<222>Rien n'est plus séduisant que le mauvais exemple. La vie d'un Agathocles ou d'un Oliverotto de Fermo sont capables de développer en un homme que son instinct porte à la scélératesse ce germe dangereux qu'il renferme en soi sans le bien connaître. Combien de jeunes gens qui se sont gâté l'esprit par la lecture des romans, qui ne voyaient et ne pensaient plus que comme Gandalin ou Médor! Il y a quelque chose d'épidémique dans la façon de penser, s'il m'est permis de m'exprimer ainsi, qui se communique d'un esprit à l'autre.

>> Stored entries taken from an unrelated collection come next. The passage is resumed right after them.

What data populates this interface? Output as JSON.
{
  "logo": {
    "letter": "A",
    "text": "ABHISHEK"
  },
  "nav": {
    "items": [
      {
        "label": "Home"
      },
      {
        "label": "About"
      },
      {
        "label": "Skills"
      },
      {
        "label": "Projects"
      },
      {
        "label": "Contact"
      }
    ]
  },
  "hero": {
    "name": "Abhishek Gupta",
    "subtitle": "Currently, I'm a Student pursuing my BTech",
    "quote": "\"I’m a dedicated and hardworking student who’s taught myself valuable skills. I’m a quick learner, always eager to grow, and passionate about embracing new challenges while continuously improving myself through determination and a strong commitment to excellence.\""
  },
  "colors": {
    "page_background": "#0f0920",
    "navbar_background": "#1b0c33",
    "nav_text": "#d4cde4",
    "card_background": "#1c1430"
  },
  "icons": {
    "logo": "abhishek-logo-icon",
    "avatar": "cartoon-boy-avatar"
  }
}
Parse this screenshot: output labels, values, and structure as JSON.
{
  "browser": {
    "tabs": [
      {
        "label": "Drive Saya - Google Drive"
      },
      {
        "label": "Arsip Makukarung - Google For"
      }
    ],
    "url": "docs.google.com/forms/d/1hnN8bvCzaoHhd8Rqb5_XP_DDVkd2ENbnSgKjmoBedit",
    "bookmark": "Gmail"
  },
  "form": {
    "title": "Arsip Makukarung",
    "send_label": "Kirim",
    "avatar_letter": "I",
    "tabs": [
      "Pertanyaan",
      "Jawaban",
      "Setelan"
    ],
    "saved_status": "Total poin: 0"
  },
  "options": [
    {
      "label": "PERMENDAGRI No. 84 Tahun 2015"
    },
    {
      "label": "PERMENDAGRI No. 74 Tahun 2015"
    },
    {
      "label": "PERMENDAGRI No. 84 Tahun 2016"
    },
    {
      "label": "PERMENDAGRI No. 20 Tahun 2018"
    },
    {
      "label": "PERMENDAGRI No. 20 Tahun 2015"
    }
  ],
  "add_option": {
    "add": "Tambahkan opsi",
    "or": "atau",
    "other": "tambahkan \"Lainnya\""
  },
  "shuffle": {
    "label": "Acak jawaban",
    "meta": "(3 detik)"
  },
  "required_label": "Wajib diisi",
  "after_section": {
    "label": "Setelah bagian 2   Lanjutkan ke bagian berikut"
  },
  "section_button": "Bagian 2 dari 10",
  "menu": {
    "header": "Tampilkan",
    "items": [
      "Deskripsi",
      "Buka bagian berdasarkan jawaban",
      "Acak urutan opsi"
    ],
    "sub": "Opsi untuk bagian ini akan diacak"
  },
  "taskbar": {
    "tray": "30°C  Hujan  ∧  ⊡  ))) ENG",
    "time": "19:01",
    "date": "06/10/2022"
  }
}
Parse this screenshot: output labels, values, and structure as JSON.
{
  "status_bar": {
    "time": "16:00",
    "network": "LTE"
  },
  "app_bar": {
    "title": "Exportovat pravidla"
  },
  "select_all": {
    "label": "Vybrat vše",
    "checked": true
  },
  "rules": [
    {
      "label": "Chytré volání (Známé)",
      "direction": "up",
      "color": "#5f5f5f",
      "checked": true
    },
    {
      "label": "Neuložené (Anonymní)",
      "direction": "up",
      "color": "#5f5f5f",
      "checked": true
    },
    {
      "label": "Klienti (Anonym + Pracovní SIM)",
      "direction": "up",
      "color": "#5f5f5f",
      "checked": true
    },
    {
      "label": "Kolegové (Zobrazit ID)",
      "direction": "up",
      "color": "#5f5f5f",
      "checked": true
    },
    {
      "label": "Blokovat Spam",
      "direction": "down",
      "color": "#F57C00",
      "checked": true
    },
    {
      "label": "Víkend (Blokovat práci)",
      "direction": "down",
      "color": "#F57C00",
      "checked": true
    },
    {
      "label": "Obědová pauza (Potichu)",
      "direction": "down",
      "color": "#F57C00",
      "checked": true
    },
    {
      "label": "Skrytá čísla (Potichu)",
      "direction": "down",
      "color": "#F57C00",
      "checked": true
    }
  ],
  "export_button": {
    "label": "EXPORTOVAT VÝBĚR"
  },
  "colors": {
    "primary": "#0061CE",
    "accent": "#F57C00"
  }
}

Cet homme extraordinaire, ce roi aventurier digne de l'ancienne chevalerie, ce héros vagabond dont toutes les vertus, poussées à un certain excès, dégénéraient en vices, Charles XII, en un mot, portait depuis sa plus tendre enfance la vie d'Alexandre le Grand sur soi,a et bien des personnes qui ont connu particulièrement cet Alexandre du Nord assurent que c'était Quinte-Curce qui ravagea la Pologne, que Stanislas devint roi d'après Porus,b et que la bataille d'Arbèles occasionna la défaite de Poltawa.
Me serait-il permis de descendre d'un aussi grand exemple à de moindres? Il me semble que, lorsqu'il s'agit de l'histoire de l'esprit humain, les différences des conditions et des états disparaissant, les rois ne sont que des hommes en philosophie, et tous les hommes sont égaux; il ne s'agit que des impressions ou des modifications, en général, qu'ont produites de certaines causes extérieures sur l'esprit humain.
Toute l'Angleterre sait ce qui arriva à Londres il y a quelques années : on y représenta une assez mauvaise comédie sous le titre de Cartouche; le sujet de cette pièce était l'imitation de quelques tours de souplesse et de filouteries de ce célèbre voleur. Il se trouva que beaucoup de personnes s'aperçurent, au sortir de ces représentations, de la perte de leurs bagues, de leurs tabatières ou de leurs
a Voyez t. VII, p. 84
b L'Auteur veut dire Abdolonyme. Voyez Quinte-Curce, livre IV, chap. I.